Sherlock snorted. “Not if I can help it. But Mycroft will probably send some of his minions to take me away again.”
“Do you usually go to her birthday?”
“Mm. No. But it’s her seventieth. And Mycroft says she’s expecting me.”
“What will her party be like?”
“Oh, probably… I don’t know. Tea and cake. A game of cricket on the lawn. Whatever out of touch old ladies do.”
“If Mycroft’s involved, it’s probably going to be posh,” John agreed.
“If I have to go, will you come with me?”
John looked down at his love, who was looking very shy. “Of course, I’ll come!” he said. “I’ll hold your hand through the whole thing.”
Sherlock smiled a bit at that, squeezing John’s hand. “It’s at the old house.
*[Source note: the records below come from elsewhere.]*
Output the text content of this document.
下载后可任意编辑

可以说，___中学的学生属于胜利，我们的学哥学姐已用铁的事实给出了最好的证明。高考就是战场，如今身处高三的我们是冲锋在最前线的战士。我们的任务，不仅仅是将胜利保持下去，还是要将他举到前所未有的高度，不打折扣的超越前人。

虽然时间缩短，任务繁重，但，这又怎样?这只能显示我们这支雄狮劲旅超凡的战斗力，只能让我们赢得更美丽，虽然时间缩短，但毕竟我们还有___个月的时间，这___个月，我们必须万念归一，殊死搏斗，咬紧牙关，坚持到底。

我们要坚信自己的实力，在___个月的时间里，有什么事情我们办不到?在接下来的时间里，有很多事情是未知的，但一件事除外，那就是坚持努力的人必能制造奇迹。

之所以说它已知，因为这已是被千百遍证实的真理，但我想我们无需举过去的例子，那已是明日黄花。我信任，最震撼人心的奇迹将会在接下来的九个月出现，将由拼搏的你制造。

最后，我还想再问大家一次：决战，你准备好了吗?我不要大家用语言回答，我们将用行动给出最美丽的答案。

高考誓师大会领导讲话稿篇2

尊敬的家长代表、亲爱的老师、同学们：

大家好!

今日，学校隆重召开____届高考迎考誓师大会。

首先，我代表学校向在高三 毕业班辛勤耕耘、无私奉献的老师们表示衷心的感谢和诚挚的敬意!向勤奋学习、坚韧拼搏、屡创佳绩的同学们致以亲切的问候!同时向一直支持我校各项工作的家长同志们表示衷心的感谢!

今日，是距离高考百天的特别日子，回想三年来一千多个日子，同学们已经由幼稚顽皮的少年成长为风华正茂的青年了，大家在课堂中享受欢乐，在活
I can’t believe she’s still living there.”
John wanted to ask if Sherlock’s father had beaten Sherlock’s mother, too. What Mycroft’s involvement was. The questions wanted to tumble off his tongue. But he bit his lip. Instead, he said, “It must have been weighing on you.”
“Yes,” his sweet love admitted. “Mycroft has been pestering me.”
“I can imagine he has,” John said wryly. “He has a way of doing that.”
Sherlock laughed. “Thank you,” he whispered. “For, you know.”
“Anytime,” John smiled. “I love you.”
“You too,” Sherlock smiled shyly and kissed his cheek. “Daddy.”
John squeezed his love’s hand. They would take it one day at a time.